The industry has been demanding that GAAR provisions should apply prospectively. Through this amendment to the I-T Rules, the tax department aims to smoothen the procedure for GAAR implementation by removing any inconsistency.
"The rules make the application of GAAR on income from investments prospective in as much as any investment made prior to April 1, 2017 will stand grandfathered and will be outside the ambit of GAAR. This is a positive step as this will put to rest any controversy whether investments made prior to implementation of GAAR would be affected or not," said Rahul Jain, Partner Nangia & Co.
Tax consultancy firm PwC said only income from transfer of investments made prior to April 1, 2017 has been grandfathered.

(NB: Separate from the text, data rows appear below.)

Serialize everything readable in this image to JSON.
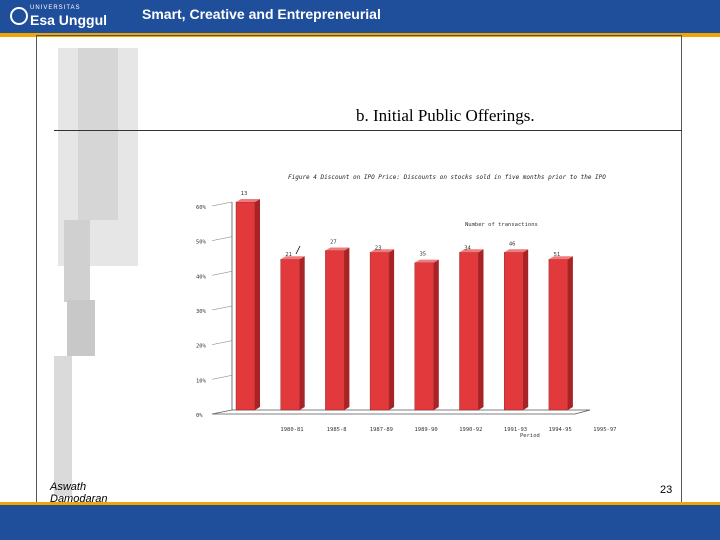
{
  "header": {
    "logo_small_text": "UNIVERSITAS",
    "logo_name": "Esa Unggul",
    "tagline": "Smart, Creative and Entrepreneurial"
  },
  "slide": {
    "title": "b. Initial Public Offerings.",
    "author_line1": "Aswath",
    "author_line2": "Damodaran",
    "page_number": "23"
  },
  "colors": {
    "header_blue": "#1f4e9b",
    "accent_orange": "#f2a500",
    "bar_red": "#e2393c"
  },
  "chart_data": {
    "type": "bar",
    "title": "Figure 4 Discount on IPO Price: Discounts on stocks sold in five months prior to the IPO",
    "xlabel": "Period",
    "ylabel": "",
    "annotation": "Number of transactions",
    "categories": [
      "1980-81",
      "1985-8",
      "1987-89",
      "1989-90",
      "1990-92",
      "1991-93",
      "1994-95",
      "1995-97"
    ],
    "values": [
      60,
      43.5,
      46,
      45.5,
      42.5,
      45.5,
      45.5,
      43.5
    ],
    "transactions": [
      "13",
      "21",
      "27",
      "23",
      "35",
      "34",
      "46",
      "51"
    ],
    "yticks": [
      "0%",
      "10%",
      "20%",
      "30%",
      "40%",
      "50%",
      "60%"
    ],
    "ylim": [
      0,
      60
    ],
    "grid": false,
    "legend": "none"
  }
}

"Such grandfathering is a welcome step. It should allay some of the concerns with respect to implementation of GAAR provisions and provide certainty to taxpayers," PwC said.
The amendment to the GAAR provisions is also in line with the timeline for implementation of the revised India-Mauritius DTAA.
As per the revised treaty, companies routing funds into
India through Mauritius after March 31, 2017, will have to pay short-term capital gains tax at half the rate prevailing during the two-year transition period. The levy is currently at 15 per cent. The full rate will kick in from April 1, 2019.
"While this provision implies a certain degree of retroactive operation as it covers arrangements made before the cut-off date of April 1, 2017, one hopes that GAAR will be called into operation only to address the more egregious forms of tax avoidance and genuine arrangements made for business considerations are not unnecessarily hit," Jain said.
The industry has been demanding that the tax department come out with specific guidance note on when this provision will get triggered.
GAAR was introduced in his 2012-13 Budget speech by the then finance minister Pranab Mukherjee with a view to checking tax evasion and avoidance. However, its implementation was repeatedly postponed because of apprehensions expressed by foreign investors.
GAAR, which was originally to be implemented from April 1, 2014, will now come into effect from April 1, 2017 (assessment year 2018-19).
There have been fears that through the use of GAAR, the government may try to tax P-Notes as indirect investments, which could attract a tax rate of up to 15 per cent. To avoid tax altogether under GAAR, an investor may have to prove that P-Notes were not set up specifically to avoid paying taxes.